Most of the agency's power is sold to publicly owned utilities. But aluminum companies -- also referred to as "direct service industries," or DSIs -- and investor-owned utilities such as Portland General Electric and PacifiCorp also are substantial customers. 

In a public announcement Monday, BPA called on all its customers to cut back on the amount of electricity they planned to buy from the agency. 

"Some of these steps are painful," BPA's acting administrator, Steve Wright, said in his announcement. "But unless we take action now, we face consequences that I believe are unacceptable." 

Wright said that without the reductions BPA would be forced to increase its wholesale rates by 200 percent to 300 percent. Retail rates, paid by consumers and most businesses, wouldn't increase as much but would vary depending on the circumstance of each utility that buys from BPA. 

Wright asked publicly-owned and investor-owned utilities to reduce power purchases by 5 percent to 10 percent.

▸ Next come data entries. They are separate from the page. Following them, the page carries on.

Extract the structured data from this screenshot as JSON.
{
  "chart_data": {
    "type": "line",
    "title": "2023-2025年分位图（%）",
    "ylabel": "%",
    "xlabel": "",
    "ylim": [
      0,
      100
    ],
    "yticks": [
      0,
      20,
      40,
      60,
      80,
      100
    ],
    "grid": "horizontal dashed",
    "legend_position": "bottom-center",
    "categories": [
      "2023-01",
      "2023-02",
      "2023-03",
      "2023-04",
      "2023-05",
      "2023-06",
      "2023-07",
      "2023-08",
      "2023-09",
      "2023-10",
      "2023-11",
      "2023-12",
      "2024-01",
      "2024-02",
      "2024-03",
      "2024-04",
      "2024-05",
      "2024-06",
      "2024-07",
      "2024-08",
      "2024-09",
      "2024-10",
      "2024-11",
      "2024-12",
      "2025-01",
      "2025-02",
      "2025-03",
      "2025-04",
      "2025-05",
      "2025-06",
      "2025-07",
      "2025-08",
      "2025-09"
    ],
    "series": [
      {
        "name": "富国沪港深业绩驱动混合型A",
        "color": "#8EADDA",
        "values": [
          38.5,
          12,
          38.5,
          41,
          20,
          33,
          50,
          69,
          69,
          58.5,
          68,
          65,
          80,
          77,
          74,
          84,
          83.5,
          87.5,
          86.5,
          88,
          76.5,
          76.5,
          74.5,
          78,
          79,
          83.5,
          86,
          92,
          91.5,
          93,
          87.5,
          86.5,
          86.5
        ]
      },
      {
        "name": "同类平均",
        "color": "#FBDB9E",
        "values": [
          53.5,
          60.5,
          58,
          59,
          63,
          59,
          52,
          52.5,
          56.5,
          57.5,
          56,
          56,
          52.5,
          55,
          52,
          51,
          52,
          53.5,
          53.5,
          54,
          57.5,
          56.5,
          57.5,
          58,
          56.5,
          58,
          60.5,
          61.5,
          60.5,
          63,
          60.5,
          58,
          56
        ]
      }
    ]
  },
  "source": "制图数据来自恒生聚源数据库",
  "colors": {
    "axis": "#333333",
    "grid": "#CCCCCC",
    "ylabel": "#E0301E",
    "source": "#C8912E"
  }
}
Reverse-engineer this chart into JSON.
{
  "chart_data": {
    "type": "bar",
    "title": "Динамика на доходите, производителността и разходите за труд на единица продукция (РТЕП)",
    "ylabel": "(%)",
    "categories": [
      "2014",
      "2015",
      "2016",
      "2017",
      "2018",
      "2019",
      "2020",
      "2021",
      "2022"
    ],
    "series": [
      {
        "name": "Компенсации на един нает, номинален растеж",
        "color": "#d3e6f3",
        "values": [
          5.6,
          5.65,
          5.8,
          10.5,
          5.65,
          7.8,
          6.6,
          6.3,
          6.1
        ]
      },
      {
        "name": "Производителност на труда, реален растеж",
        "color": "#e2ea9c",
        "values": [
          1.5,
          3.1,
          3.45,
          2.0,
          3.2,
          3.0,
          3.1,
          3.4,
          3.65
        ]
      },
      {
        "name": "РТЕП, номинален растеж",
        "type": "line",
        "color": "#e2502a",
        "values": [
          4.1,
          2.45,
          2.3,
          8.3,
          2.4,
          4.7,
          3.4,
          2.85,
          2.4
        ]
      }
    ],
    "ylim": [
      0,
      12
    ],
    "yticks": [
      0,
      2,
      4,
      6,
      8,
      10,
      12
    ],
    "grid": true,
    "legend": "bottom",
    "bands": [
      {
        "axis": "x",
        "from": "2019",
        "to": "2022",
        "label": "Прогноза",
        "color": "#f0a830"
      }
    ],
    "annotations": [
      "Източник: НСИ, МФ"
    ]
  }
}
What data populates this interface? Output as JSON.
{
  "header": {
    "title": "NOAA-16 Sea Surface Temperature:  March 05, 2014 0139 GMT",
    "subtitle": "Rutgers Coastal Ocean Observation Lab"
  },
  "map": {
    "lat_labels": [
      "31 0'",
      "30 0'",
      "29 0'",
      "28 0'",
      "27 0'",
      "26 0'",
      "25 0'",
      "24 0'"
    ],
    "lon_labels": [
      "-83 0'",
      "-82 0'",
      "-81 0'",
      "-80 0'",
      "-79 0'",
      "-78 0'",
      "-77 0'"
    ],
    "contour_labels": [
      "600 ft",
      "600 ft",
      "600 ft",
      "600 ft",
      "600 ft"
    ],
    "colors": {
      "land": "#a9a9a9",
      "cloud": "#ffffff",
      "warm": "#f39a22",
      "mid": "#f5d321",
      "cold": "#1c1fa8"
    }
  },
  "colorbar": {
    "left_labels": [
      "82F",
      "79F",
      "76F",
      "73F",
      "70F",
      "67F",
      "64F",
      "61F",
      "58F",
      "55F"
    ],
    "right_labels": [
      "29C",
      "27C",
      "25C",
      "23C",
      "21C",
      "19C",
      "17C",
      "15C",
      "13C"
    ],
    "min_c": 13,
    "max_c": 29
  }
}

But it turned to the aluminum companies for the biggest sacrifice with the request to release the full BPA allotment for the first two years of the five-year contract. 

In exchange for the 1,500 megawatts of power, BPA promised to provide compensation for the aluminum companies' 6,000 employees. The agency has yet to settle on how much such a commitment is worth. 

Already, most of the smelters have curtailed operations or shut down, citing exorbitant energy costs. Some are even reselling power on the wholesale market. Until the BPA announcement, many intended to restart production in October because new contracts held the promise of cheaper power. The contracts do not include energy remarketing rights. 

BPA maintains aluminum smelters are better off closing the smelters for two years and compensating workers than they are facing huge rate increases. 

"With the kind of increase we're talking about, they're not going to operate anyway," BPA's Hansen said. 

Aluminum officials and union representatives counter that a two-year shutdown could just as quickly doom the industry. 

"It is very difficult for any business to be sidelined for two years," said David Foster, a spokesman for the United Steelworkers of America. "If demand is filled by smelters in other parts of the world, we may never have a viable aluminum industry in the Northwest again." 

John Arthur Wilson, a spokesman for the Northwest Power Alliance, an organization that counts several aluminum companies among its members, said BPA is unfairly targeting an industry that has operated in the region for 60 years. 

"When they say 'We want to shut you down for two years,' that's not curtailment, that's forcing an industry out of business," Wilson said. 

Aluminum officials say rates could be designed to spread the impact more evenly among all classes of customers. The industry supports what it calls a "tiered" rate, under which BPA would sell its low-cost power first -- enough to meet about 75 percent of the commitment to each type of customer -- then the remainder at market rates. 

Even a higher initial rate -- for a short period of time -- might be acceptable, aluminum officials said. 

"We've looked at the economics of running at higher rates, and we may be prepared to do that," Kaiser's Lamb said. 

McCook Metals, which recently purchased a smelter in Longview, Wash., from Alcoa, agreed in February to shut down operations until April 2002. After that date, it intends to restart production, despite BPA's request. 

"We do plan to operate and to make aluminum beginning in April," said Paul Frank, a spokesman for McCook. 

Other BPA customers support the agency's treatment of aluminum companies. They reject the idea of tiered rates. 

Under tiered rates, the aluminum companies would buy only the low-priced power and curtail operations accordingly, said Jerry Leone, manager of the Public Power Council, an association that represents 114 consumer-owned utilities. Public utilities can't control demand so easily, certainly not by 25 percent, she said. 

Tiered rates, Leone said, "are a special deal for the DSIs." 

Leone criticized the aluminum companies for trying to leverage the contract commitments into more lucrative deals. The longer the industry holds out, the more BPA might be willing to pay to get the power back, she said. 

"I think it's a dangerous game," she said. "They're playing roulette with their union members."